La variante más reciente es el quishing: un código QR, pegado en un parquímetro, en un cartel de una cafetería o dentro de un correo, que te lleva a una página falsa. Como el enlace va escondido dentro de una imagen, no puedes pasar el cursor por encima para comprobar el destino antes de hacer clic, que es justo lo que lo hace tan efectivo. Muchos móviles muestran la dirección de destino en una pantalla previa antes de abrir el enlace del código QR: dedicar dos segundos a leerla puede evitar un problema mucho mayor.

Móvil escaneando un código QR sospechoso de quishing junto a un mensaje SMS de smishing con un enlace

Los canales por los que llega una página web falsa

Un resumen rápido de por dónde suele llegar y cómo reconocerlo:

CanalNombre técnicoSeñal más fiable
Correo electrónicoPhishingRemitente y dominio del enlace no coinciden
SMSSmishingMensaje con urgencia + enlace acortado
Código QRQuishingQR en un lugar donde no lo esperarías
Llamada de teléfonoVishingPiden datos que esa entidad nunca pide por teléfono

Qué hacer si ya has hecho clic

Si has introducido tu contraseña en lo que ahora sospechas que era una página web falsa, el orden importa. Primero cambia esa contraseña de inmediato, desde la web oficial escrita a mano en el navegador, nunca desde el enlace del mensaje. Después revisa si has reutilizado esa misma contraseña en otras cuentas, porque si es así, hay que cambiarla también ahí.

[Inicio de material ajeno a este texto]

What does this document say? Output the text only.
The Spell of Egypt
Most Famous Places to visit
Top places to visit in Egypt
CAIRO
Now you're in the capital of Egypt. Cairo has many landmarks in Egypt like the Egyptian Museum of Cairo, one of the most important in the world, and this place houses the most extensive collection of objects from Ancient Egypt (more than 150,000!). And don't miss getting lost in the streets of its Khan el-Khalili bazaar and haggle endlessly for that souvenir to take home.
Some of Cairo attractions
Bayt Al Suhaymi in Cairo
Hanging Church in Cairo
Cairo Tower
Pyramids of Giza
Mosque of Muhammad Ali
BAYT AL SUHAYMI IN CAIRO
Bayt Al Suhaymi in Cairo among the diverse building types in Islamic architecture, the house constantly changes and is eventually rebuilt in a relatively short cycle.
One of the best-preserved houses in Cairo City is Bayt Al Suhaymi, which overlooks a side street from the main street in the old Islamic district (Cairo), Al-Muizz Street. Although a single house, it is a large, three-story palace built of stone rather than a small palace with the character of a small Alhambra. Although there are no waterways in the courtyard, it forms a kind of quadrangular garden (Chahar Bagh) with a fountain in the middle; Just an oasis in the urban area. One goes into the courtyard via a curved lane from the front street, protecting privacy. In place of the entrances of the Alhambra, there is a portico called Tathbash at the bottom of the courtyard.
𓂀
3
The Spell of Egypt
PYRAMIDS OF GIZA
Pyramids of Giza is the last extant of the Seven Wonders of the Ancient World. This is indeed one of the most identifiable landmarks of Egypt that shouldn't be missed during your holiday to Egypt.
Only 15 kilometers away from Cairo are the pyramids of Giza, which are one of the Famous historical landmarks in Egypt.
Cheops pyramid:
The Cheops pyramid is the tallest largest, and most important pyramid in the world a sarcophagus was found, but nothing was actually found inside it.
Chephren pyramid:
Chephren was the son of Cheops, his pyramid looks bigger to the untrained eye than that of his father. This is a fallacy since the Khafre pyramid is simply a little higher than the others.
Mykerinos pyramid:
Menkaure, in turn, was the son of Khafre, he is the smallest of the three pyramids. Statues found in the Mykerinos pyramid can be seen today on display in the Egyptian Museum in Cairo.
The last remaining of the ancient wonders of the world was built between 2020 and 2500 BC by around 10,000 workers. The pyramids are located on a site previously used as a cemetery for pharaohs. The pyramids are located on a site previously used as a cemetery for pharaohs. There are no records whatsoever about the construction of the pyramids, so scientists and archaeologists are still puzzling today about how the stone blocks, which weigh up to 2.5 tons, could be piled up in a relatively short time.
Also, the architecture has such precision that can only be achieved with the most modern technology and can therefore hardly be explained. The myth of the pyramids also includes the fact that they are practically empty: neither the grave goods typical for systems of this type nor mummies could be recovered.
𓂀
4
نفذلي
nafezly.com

Por último, activa la verificación en dos pasos si aún no la tenías, porque es precisamente lo que convierte una contraseña robada en algo inútil para el atacante. En España puedes además denunciar el intento en la Oficina de Seguridad del Internauta, que es el organismo público dedicado a esto.

Persona cambiando su contraseña y activando la verificación en dos pasos en un portátil tras detectar una página web falsa

Preguntas frecuentes

¿Cómo saber si una página web es falsa?

Fijándote en el dominio real de la URL, no en si el texto tiene faltas de ortografía: la urgencia artificial, las peticiones inusuales y un dominio que no coincide exactamente con el oficial son las señales más fiables.

¿El candado verde del navegador significa que la página es segura?

Solo significa que la conexión está cifrada, no que la web sea legítima. Muchas páginas de phishing también tienen HTTPS.

¿Qué es el quishing?

Es phishing a través de códigos QR: escaneas un código que parece normal y te lleva a una página falsa, sin que puedas comprobar antes el enlace de destino.

¿La verificación en dos pasos me protege del phishing?

Te protege de que roben tu cuenta aunque consigan tu contraseña, aunque las llaves físicas FIDO2 son el único método realmente inmune a que introduzcas tu segundo factor también en una página falsa.

¿Dónde denuncio un intento de phishing en España?

En la Oficina de Seguridad del Internauta (OSI), el organismo público español dedicado a la ciberseguridad de los usuarios particulares.

Qué hacer a partir de ahora

  • ✔ Lee únicamente el dominio principal antes de escribir cualquier contraseña, no te fijes solo en si aparece un candado.
  • ✔ Desconfía de cualquier mensaje que te meta prisa, venga por el canal que venga.
  • ✔ No abras códigos QR de origen desconocido sin comprobar antes la dirección de destino.
  • ✔ Activa la verificación en dos pasos en tu correo y tu banco: es la red de seguridad cuando todo lo demás falla.
  • ✔ Si algo te genera duda, escribe la web a mano en el navegador en vez de usar el enlace del mensaje.